Svensk Damtidning
- Cover of Svensk Damtidning from the magazine's centennial year, 1989.
- Categories: Women's magazine
- Frequency: Weekly
- Publisher: Aller Media AB
- Founded: 1889; 137 years ago
- Company: Aller Media
- Country: Sweden
- Based in: Helsingborg
- Language: Swedish
- Website: Svensk Damtidning
- ISSN: 0039-6486
- OCLC: 487916158

= Svensk Damtidning =

Women's magazine in Sweden

Svensk Damtidning (Swedish Women's Weekly) is a weekly women's magazine published in Sweden since 1889. The magazine is headquartered in Helsingborg.

==History and profile==
The magazine was established in 1889. Svensk Damtidning is part of Aller Media and is published by Aller Media AB on a weekly basis. Its headquarters is in Helsingborg.

During the initial period, Svensk Damtidning targeted all women without a special reference concerning social class, but later it was called a royal lifestyle magazine due to its focus as, from the 1970s, it began to cover celebrity news and focus on the news about the European royal families. Its audience is women aged between 20 and 49.

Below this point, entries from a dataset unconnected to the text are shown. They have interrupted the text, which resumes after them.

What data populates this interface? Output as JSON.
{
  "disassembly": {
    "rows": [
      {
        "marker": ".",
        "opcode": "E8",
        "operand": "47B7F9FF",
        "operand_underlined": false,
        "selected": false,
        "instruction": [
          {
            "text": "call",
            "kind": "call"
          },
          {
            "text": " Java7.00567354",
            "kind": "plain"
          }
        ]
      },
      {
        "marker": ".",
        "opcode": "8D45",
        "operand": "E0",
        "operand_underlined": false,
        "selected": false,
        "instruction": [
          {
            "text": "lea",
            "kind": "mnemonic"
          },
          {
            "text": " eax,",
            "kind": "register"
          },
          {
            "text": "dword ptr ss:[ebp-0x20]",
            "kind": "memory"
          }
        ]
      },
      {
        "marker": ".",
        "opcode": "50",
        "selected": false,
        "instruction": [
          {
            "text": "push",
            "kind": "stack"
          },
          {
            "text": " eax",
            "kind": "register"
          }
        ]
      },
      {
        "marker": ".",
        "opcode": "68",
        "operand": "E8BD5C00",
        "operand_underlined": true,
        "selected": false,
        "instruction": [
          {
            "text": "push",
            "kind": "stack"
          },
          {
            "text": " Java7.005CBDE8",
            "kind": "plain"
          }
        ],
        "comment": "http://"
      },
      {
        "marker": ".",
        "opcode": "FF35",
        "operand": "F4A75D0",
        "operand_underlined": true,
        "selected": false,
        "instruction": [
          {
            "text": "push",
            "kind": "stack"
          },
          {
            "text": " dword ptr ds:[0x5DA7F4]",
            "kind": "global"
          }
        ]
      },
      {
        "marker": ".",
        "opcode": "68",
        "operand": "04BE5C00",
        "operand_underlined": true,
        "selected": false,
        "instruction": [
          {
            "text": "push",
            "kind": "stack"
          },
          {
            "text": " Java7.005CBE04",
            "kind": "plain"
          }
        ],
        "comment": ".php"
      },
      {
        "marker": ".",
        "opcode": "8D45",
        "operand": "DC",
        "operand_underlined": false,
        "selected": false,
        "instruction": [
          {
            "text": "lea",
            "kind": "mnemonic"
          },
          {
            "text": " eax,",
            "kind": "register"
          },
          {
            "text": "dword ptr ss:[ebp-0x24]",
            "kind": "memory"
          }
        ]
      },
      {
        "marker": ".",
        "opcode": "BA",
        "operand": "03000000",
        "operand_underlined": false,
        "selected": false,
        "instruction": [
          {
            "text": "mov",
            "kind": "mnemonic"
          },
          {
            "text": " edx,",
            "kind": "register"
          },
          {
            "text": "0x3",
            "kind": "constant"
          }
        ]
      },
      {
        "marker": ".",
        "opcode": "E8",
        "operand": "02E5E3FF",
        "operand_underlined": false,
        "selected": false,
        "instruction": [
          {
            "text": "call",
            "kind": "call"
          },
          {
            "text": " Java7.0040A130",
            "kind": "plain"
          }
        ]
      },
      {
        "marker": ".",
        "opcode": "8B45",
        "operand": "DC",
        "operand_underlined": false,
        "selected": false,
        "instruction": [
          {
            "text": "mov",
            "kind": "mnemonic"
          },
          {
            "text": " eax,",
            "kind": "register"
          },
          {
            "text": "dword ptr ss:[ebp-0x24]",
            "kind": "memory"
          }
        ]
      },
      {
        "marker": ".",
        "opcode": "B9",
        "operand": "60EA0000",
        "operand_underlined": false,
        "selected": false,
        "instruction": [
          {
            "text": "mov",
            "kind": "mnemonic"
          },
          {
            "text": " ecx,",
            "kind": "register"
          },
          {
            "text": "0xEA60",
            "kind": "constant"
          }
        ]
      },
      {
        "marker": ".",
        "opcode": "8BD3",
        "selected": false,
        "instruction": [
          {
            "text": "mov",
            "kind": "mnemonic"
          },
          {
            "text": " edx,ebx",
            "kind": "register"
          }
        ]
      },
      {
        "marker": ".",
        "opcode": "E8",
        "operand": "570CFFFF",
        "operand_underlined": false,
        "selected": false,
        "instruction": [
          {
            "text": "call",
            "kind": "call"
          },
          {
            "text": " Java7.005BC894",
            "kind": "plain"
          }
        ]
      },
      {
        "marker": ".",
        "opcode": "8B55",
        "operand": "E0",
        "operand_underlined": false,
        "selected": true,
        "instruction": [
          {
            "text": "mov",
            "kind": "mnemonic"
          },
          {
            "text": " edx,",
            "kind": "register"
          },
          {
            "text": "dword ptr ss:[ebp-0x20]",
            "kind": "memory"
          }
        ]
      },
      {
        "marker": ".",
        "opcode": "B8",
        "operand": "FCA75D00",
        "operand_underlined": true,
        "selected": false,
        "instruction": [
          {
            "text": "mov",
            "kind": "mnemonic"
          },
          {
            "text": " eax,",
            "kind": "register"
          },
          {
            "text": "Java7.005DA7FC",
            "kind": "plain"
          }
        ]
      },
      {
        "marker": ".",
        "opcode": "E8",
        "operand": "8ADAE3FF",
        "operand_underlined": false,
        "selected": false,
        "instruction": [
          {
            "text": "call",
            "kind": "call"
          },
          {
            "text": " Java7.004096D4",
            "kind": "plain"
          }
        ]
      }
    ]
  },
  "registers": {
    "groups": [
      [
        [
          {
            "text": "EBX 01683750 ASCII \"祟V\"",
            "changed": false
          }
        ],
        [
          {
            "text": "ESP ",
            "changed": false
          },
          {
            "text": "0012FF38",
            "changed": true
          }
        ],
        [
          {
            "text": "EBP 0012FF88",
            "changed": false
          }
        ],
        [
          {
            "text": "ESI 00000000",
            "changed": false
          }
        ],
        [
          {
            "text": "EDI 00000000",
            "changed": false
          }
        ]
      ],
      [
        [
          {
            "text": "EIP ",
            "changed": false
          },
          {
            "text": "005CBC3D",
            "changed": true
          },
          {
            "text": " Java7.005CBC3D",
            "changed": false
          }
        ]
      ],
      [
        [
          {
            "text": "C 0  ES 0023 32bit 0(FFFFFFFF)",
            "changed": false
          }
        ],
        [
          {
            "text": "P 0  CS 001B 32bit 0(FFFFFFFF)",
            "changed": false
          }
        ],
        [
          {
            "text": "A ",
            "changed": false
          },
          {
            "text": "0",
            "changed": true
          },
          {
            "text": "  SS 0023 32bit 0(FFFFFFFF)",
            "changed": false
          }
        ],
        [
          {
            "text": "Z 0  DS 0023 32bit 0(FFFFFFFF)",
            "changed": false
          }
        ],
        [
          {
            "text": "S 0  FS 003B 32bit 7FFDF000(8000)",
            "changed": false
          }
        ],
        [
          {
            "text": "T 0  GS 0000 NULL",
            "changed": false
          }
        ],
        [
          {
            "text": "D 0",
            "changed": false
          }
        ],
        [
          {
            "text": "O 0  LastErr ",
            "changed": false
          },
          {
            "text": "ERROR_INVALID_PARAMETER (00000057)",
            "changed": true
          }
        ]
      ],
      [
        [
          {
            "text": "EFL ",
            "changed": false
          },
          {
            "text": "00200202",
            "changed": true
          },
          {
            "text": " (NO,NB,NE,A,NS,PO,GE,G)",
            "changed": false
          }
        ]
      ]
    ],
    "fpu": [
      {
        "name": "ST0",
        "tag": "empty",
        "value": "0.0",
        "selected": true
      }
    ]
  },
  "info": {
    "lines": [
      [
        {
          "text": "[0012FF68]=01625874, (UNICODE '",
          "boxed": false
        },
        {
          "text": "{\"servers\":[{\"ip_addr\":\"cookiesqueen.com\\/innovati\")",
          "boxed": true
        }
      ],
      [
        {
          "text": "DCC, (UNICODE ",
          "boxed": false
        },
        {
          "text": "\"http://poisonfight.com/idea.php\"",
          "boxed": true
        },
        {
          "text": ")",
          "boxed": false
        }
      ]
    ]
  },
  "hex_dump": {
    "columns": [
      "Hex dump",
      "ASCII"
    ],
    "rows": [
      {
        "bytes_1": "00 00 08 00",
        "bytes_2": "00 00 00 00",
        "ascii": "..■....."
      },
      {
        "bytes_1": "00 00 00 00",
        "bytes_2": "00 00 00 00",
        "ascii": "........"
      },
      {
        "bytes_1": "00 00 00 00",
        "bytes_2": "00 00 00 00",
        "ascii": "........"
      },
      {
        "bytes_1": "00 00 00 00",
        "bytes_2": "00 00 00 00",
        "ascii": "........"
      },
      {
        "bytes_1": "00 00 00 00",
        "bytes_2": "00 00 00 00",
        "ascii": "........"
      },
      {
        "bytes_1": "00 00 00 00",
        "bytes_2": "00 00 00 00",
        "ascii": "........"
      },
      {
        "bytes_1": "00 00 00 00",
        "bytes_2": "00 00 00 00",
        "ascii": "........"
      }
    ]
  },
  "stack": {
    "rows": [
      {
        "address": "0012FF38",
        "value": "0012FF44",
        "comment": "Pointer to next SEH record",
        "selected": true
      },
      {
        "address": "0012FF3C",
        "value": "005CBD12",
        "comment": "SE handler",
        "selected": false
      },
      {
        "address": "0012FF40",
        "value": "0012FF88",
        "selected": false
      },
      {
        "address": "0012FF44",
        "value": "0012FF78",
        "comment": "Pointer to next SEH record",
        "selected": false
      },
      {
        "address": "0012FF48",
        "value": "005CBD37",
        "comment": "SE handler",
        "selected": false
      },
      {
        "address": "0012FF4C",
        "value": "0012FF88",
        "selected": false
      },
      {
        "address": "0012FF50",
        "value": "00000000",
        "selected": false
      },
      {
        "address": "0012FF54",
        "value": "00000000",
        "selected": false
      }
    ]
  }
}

Men's magazine, Café, is one of its sister magazines.

Svensk Damtidning was named by the Swedish Magazine Publishers Association as the magazine of 2014 in Sweden.

Just after one year after its publication Svensk Damtidning became the second best-selling women's magazine in Sweden. In 2007 the magazine sold 139,00 copies making it the eighth largest magazine in the country. Both in 2011 and in 2013 the magazine was the sixth best-selling magazine in Sweden. The 2011 circulation of the magazine was 145,600 copies. Its circulation was 144,600 copies in 2013.